Side effects that are not as common may include:

  • Low blood pressure
  • A reduced sex drive
  • Muscle spasms
  • Weight gain
  • Trouble urinating
  • Paresthesia (a tingling sensation in the skin)

The good news about side effects from antidepressants is that they often improve after you have taken the medication for a while. It’s important to discuss any side effects with the prescribing health care provider.
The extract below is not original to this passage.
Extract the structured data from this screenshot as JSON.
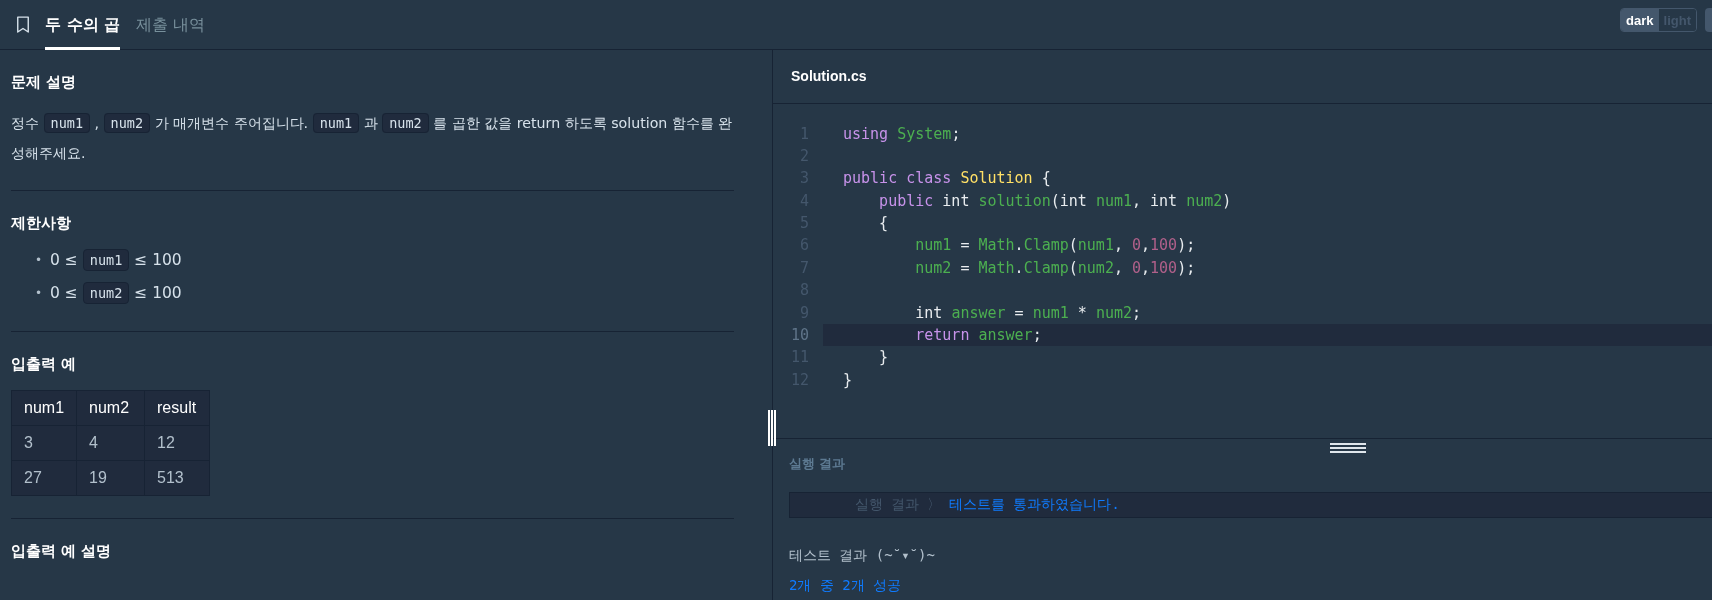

Your doctor may change your prescription if the side effects don’t subside in a timely manner.

Psychotherapy

Psychotherapy, also referred to sometimes as “talk therapy,” involves having a conversation with a mental health professional (such as a counselor or a therapist) about your symptoms and any problems you may be having. Psychotherapy has been found to be highly effective in those with atypical depression.

Coping

Treatment for atypical depression usually involves helping a person with the condition to learn better ways of coping, these may including:

  • How to notice unhealthy thoughts or behaviors and how to make changes once these patterns are identified.
  • How to cope with various problems by implementing problem-solving processes?
  • How to deal with troubling relationships and experiences
  • How to set (and attain) realistic goals?
  • How to lessen depressive symptoms
  • How to implement healthy lifestyle changes (such as quitting drugs or alcohol)

A Word From Verywell

With an accurate diagnosis and proper treatment, most people can learn to live with atypical depression, and many get relief from their symptoms. If you have symptoms of atypical depression, be sure to talk to your primary doctor; don’t be afraid to ask for a referral to a mental health professional to get a thorough evaluation/diagnostic assessment. This is the first step to being proactive about your mental health.